Long long time since I did one. How many balls should there be? Is there a fixed number? Just to make it more complex its a french thread road bike one.
As usual when taking a loose bearing set apart they all flew everywhere. I found 20. a picture of an similar BB on the net had 21 in the pic. Surely it must be the same each side? So I have built it up with 10 balls each side. After putting it all back together I found one more on the floor (which could have been there a while). If I have built it up with one too few each side will I die? Its all badly worn so impossible to adjust to be free of play and rotate smoothly anyway. I have adjusted it as well as I can and it runs smoothly with minimal play. If I am one ball short each side will it fail catastrophically? I am going to be doing a 45 mile gravel ride on the bike next week and not sure the new BB I have ordered will be here on time
Thanks for you help and don't be too cruel please 😉
11 per side, but 10 should get you through the ride.
Ta. Not too difficult to strip again so I'll see if I can get some more balls 😉 probably some silly metric size
Ball bearings don’t like to be too cramped, if you can fit an extra ball bearing in and they’re all touching you’ve got to many. See how much space there is in a bearing race
I’ve heard that track cyclists remove a ball bearing to reduce friction you don’t see them all dieing fiery deaths
It will keep working, just badly. You wont die.
If its a nice bike I would get some hubs that use seald bearings. Then when they wear out you can just pop them out a stick in new ones. Cheap and easy.
Designing a hub that allows the bearings to actually wear out the hub is plain daft. I tired for year to maintain a set. You basically had to re grease them before they got worn and even that was a two spanner fiddle. Not worth the hassle.
Its not a hub.
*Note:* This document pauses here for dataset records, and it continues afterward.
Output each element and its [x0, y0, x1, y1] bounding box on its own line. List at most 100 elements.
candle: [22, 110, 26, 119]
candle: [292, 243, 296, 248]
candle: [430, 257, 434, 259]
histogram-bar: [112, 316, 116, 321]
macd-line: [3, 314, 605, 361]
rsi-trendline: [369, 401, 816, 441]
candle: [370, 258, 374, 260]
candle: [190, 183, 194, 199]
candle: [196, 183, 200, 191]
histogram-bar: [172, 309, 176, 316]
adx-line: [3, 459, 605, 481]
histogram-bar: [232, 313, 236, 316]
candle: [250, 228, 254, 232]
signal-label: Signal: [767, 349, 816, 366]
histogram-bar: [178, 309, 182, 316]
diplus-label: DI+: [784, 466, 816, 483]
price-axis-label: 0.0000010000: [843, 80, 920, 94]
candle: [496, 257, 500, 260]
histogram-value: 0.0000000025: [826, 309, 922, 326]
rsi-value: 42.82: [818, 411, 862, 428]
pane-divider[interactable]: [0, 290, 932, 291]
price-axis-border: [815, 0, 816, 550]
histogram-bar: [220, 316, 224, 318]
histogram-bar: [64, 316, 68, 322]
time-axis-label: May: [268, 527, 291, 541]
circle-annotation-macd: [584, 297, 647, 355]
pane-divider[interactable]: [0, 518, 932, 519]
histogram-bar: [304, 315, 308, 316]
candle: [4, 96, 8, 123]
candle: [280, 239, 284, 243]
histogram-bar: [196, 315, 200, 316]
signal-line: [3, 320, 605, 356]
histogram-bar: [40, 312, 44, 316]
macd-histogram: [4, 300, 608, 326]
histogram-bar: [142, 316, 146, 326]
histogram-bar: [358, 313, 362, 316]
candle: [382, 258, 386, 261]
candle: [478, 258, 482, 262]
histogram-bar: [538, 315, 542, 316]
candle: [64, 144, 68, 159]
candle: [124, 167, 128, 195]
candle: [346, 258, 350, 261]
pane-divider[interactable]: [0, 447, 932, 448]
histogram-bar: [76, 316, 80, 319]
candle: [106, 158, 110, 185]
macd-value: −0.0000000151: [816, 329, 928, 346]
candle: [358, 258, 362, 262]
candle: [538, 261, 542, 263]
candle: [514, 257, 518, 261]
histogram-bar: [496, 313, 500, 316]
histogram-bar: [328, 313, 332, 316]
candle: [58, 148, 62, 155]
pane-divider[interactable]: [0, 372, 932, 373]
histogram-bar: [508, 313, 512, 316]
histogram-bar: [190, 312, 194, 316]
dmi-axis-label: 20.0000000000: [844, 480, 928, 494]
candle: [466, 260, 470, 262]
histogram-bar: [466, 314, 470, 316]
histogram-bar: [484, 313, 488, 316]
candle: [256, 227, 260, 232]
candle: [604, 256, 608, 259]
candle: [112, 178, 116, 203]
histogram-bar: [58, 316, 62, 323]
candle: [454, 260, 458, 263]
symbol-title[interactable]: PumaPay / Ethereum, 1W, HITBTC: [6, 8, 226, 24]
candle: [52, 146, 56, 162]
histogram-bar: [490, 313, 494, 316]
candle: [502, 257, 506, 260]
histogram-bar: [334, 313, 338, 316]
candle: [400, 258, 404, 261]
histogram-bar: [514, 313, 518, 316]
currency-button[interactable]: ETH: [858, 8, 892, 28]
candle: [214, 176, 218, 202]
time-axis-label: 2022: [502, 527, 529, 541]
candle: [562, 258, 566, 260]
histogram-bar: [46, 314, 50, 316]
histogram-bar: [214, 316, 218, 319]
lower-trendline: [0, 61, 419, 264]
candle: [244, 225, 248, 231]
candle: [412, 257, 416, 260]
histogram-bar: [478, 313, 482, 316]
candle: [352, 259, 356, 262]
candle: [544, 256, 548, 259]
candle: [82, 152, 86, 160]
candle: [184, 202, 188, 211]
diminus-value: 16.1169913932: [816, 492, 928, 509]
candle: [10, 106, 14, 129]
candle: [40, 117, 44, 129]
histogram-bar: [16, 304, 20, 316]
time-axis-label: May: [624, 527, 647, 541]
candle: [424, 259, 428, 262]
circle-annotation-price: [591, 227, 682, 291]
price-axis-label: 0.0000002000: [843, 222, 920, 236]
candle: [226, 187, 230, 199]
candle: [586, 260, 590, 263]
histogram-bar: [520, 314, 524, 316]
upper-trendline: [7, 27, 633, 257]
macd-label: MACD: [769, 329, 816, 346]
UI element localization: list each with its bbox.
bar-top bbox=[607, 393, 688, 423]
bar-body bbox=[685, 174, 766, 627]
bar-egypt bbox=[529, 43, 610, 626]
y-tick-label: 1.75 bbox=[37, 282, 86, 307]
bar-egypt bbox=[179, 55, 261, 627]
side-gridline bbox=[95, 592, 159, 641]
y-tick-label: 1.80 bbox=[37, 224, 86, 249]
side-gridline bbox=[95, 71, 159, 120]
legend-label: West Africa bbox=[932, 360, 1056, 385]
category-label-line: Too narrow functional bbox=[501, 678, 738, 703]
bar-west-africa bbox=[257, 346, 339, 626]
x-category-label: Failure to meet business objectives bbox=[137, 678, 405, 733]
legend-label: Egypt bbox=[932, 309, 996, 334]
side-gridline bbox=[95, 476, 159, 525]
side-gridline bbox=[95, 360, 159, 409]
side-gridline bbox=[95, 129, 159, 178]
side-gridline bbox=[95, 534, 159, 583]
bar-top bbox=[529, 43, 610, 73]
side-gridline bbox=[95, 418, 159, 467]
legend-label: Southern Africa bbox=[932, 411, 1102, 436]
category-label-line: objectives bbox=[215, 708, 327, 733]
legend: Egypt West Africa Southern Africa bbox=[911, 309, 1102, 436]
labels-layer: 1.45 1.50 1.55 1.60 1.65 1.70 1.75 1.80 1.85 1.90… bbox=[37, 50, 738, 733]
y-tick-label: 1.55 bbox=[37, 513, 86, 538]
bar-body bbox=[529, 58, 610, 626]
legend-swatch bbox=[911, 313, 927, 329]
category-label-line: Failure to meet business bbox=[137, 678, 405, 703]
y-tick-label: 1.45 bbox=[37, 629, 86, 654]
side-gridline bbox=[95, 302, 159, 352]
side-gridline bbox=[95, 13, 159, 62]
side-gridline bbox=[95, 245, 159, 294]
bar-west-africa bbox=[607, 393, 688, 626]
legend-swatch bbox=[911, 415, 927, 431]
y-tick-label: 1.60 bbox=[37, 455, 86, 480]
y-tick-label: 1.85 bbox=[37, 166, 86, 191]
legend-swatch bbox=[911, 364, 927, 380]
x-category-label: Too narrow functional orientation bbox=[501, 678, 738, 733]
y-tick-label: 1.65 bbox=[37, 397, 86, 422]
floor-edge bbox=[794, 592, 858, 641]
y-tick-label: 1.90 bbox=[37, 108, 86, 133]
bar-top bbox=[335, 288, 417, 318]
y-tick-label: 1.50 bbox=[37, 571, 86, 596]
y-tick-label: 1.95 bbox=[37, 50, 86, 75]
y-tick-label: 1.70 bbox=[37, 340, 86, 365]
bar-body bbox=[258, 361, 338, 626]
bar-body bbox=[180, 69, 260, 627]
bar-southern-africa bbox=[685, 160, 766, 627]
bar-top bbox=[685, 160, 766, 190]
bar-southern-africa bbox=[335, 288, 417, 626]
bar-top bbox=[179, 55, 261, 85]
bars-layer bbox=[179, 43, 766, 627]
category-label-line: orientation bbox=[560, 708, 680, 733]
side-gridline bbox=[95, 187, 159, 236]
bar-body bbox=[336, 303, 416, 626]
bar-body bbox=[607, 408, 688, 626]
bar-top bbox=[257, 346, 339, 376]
Its a BB
I have a sealed unit on order
🙂 Sorry, I cant read.
Same advice though.
1/4" is what you need TJ
Designing a hub that allows the bearings to actually wear out the hub is plain daft
You can often replace the cups and cones.
Trimix
...Designing a hub that allows the bearings to actually wear out the hub is plain daft...
But a decent cup and cone BB, if maintained properly, ie a few drops of oil each week, can last decades.
But why let yourself in for maintenance each wheel when you could just forget about it for a year?
Or ten years 😉
cup and cone V cartridge bearings is a bit of a faith based argument with advantages both ways. If cup and cone hubs had an oil port of grease nipple like they used to then it might tip the advantage their way a bit.
Proper bikes had them didn't they epicyclo?
I like cup and cone. Call me a luddite.
The fact you can easily open up the bearing and see that it is clean and nicely lubed up is a good thing. I don't like to fact that a sealed bearing can deteriorate in a remarkably short time once some kack works it's way in there. And they tend to seize up on you for some unknown reason the day you though you were heading out, and you don't have a spare set of sealed units to hand.
Brakes: Hope good as they can be maintained by buying spare parts. Shimano bad because they can't and they are therefore disposable.
Hubs: Hope good because they don't need maintained and just use disposable bearings. Shimano bad because they need maintained instead of using disposable bearings.
FWIW I have some of each, though my last wheel build was using Shimano XT having seen the abuse my fatbike hubs have taken and their longevity. An annual regrease has kept them going for 8 years and that bike gets used in mud, sand, seawater, salted roads etc.
On cup and cone BBs - the cups are replaceable ( I bet most of you have never seen one!) and the one on this bike must be 50 years old at least
The cone or spindle is also replaceable
Fixed/drive side cup is usually a nightmare to remove on those French BB's.
On this one the cups both sides are identical with pin spanner holes just different lock rings. Its really odd.
Thanks folks now running almost perfect with 11 shiny disco balls in each side rather than 19 rusty balls and one lump that used to be a ball. Never seen a ball bearing with a flat on one side before
It will never be perfect as one cup has some rust pitting but its better than its been for 20 years! I wonder how long I have been running a ball short.
roffle at the confusion between hubs and BBs 😉
But why let yourself in for maintenance each wheel when you could just forget about it for a year?
On my cup+cone bike (both BB and wheels) that I bought in 1989, I reckon I've popped the balls out of the wheels on average about once per decade. I can't even find the pin spanner and wrench to get the BB out. TBH, I don't actually ever remember owning one, so it might have been serviced last when I was home from uni, so that's prior to October 1993.
No idea how many balls there should be, for the reason given above. I know they're big ones. 11 sounds familiar though.
Both the wheels and the BB are as smooth as the other 4 bikes in my collection, with an array of different types of bearing styles.